“Sir, finishing this fight”. The ship hurtled towards Earth as the Chief held on, bracing for impact. The Prophet of Truth and his men were on humanity’s doorstep. The fight had finally come to this point.
These final words, this final scene, rang through my fourteen year-old brain after countless hours of mashing the B button to melee, shooting up every Covenant convoy unfortunate enough to cross my path and following a story so riveting I couldn’t take my eyes off of the screen. Halo 2 was the game that revolutionized gaming in the online sphere and in my life for a number of well thought out reasons.
First and foremost, Halo 2 was the first M-rated game I was allowed to play. The day my mother allowed me to wrap my hands around that lime green box, my views on gaming changed forever. This was a game I’d heard about for ages and had only played sparingly at friends’ houses. In the boots of Master Chief Spartan 117, though, I had the power to save worlds and it was in the Xbox, my system. The entire narrative of the game, the arc of the Chief along with the Arbiter and the USNC sending out dozens of ships on a galactic war front, tantalized me in a way no other game had. Co-oping for hours with friends added to the experience. Ridiculous scenarios, hilarious moments and witnessing the story together was something, as friends, equatable to a trip to Disney World. We loved every second of it. Better yet was the competitive mode, and this is where the real meat of the story is located.

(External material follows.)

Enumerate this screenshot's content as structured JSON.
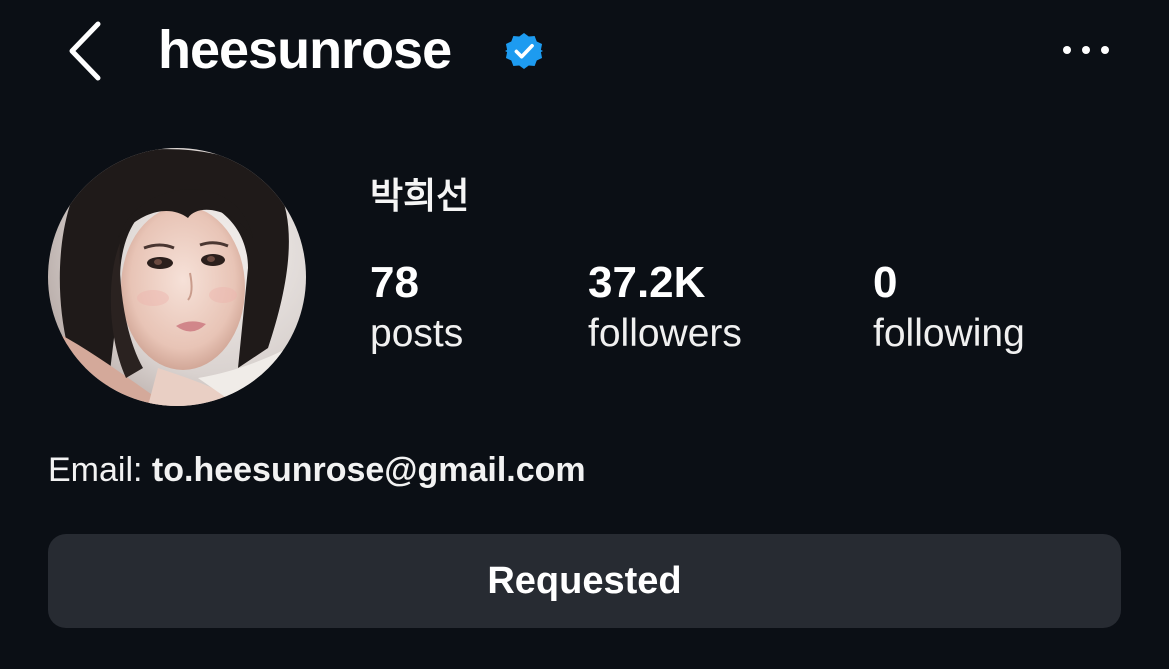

Playing versus mode against friends for hours every day for two years straight makes you good at what you’re playing, right? My friend invited me to my first Xbox Live match ever. We played juggernaut and I was the juggernaut for all of three seconds when two rockets and a battle rifle shot tore me apart. Two games were all I could last before I pushed the controller away and called it a night. As bad as my first experience was, Halo 2 revolutionized FPS online shooters, especially for the console.

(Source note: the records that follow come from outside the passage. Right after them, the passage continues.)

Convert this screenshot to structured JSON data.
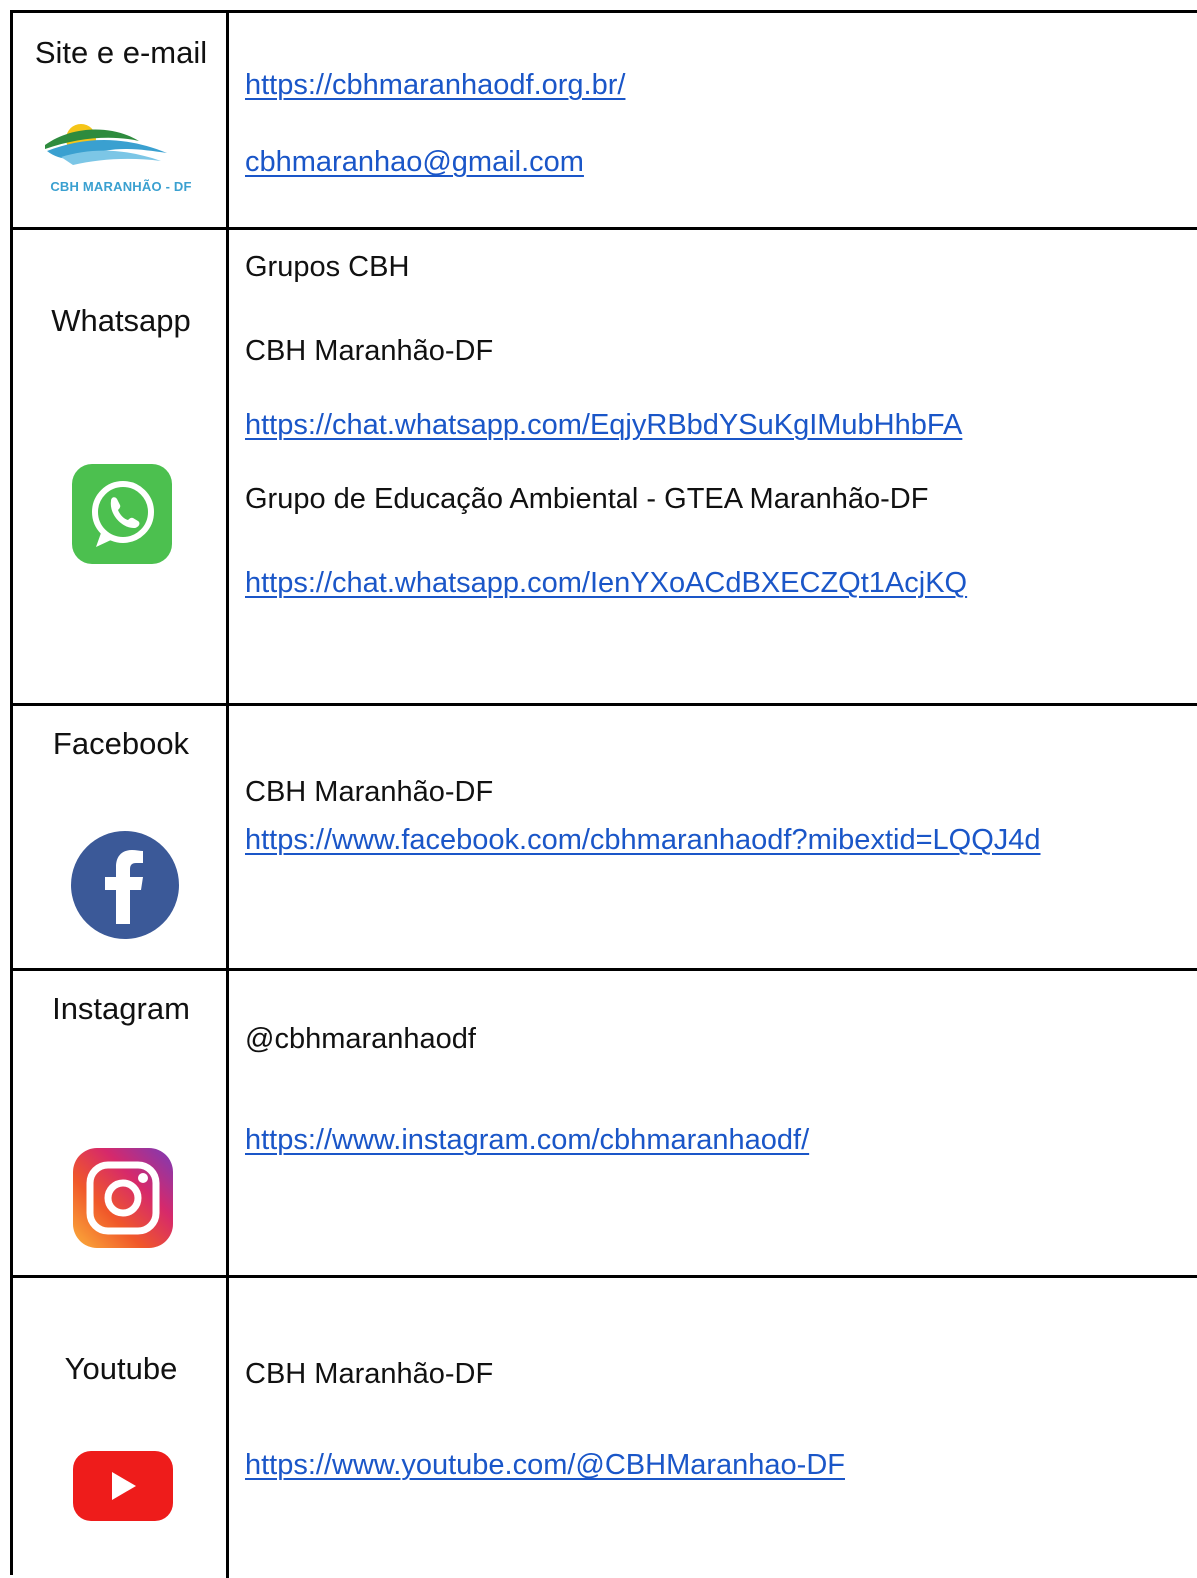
{
  "rows": [
    {
      "label": "Site e e-mail",
      "logo_caption": "CBH MARANHÃO - DF",
      "site_url": "https://cbhmaranhaodf.org.br/",
      "email": "cbhmaranhao@gmail.com"
    },
    {
      "label": "Whatsapp",
      "heading": "Grupos CBH",
      "group1_name": "CBH Maranhão-DF",
      "group1_url": "https://chat.whatsapp.com/EqjyRBbdYSuKgIMubHhbFA",
      "group2_name": "Grupo de Educação Ambiental - GTEA Maranhão-DF",
      "group2_url": "https://chat.whatsapp.com/IenYXoACdBXECZQt1AcjKQ"
    },
    {
      "label": "Facebook",
      "name": "CBH Maranhão-DF",
      "url": "https://www.facebook.com/cbhmaranhaodf?mibextid=LQQJ4d"
    },
    {
      "label": "Instagram",
      "handle": "@cbhmaranhaodf",
      "url": "https://www.instagram.com/cbhmaranhaodf/"
    },
    {
      "label": "Youtube",
      "name": "CBH Maranhão-DF",
      "url": "https://www.youtube.com/@CBHMaranhao-DF"
    }
  ],
  "icons": {
    "site": "cbh-maranhao-logo",
    "whatsapp": "whatsapp-icon",
    "facebook": "facebook-icon",
    "instagram": "instagram-icon",
    "youtube": "youtube-icon"
  },
  "colors": {
    "link": "#1a56c8",
    "whatsapp": "#4cc04f",
    "facebook": "#3b5998",
    "youtube": "#ee1c1b"
  }
}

There had been plenty of online shooters before then, but the PC is where they resided. With the new Xbox system and the flagship title Halo: Combat Evolved, the fast-paced epic narrative and all co-op play of the modern FPS was streamlined. Halo 2 took it to the next level with matches you could play against people around the world. It wasn’t just neighborhood boy Steve playing with you anymore, it could be people from Russia, Canada, South Africa, or anywhere else you could think of. This opened up a community of gamers that could make guilds, have championships, and play intense Spartan-crunching matches that no other game could touch. The level that Halo 2 took its online seemed untouchable. Even offline versus-mode was widely played, with the internet putting out more and more video content. At the time there were dozens of Halo 2 mods or insane stunt videos. Others had tried before but with the combination of a sci-fi shooter, online voice chat, parties and huge big team battle capabilities, but Halo 2 made Xbox Live the premier service. Let’s be honest, as well: hearing the announcer yell: SLAYER before every match got us going.

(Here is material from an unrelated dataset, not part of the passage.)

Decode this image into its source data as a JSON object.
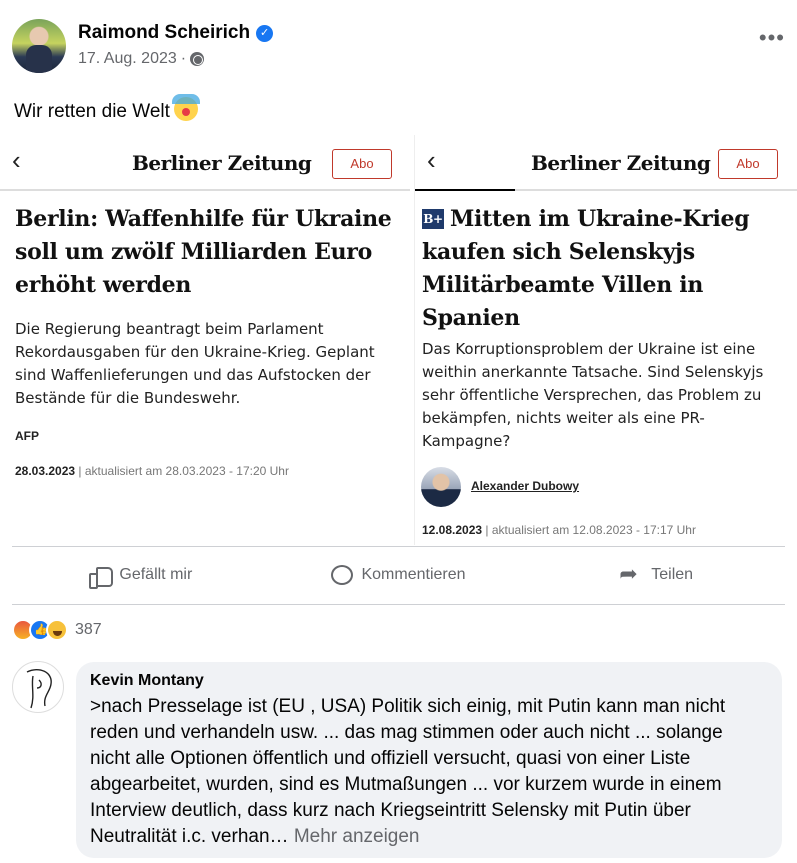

Halo 2 was a fantastic game in and of itself. It improved the first title, Halo: Combat Evolved, which made the shooter what it is now. Halo 2 was a sequel that upgraded so much that it’s only fault was it was too ambitious. The game was supposed to have so much more, but it didn’t have to space to do it. Halo 2 was the only Halo game with boss fights, though, and it pulled it off; That’s quite an impressive feat.
Halo 2 was a game that changed online play with better multiplayer, and it gave you the ability to play with friends like never before. My own experience was always one of awe and wonder, no matter how many times I played through the game. Even though the servers have been shut down, if you never experienced Halo 2 yet, you need to play it. Soon.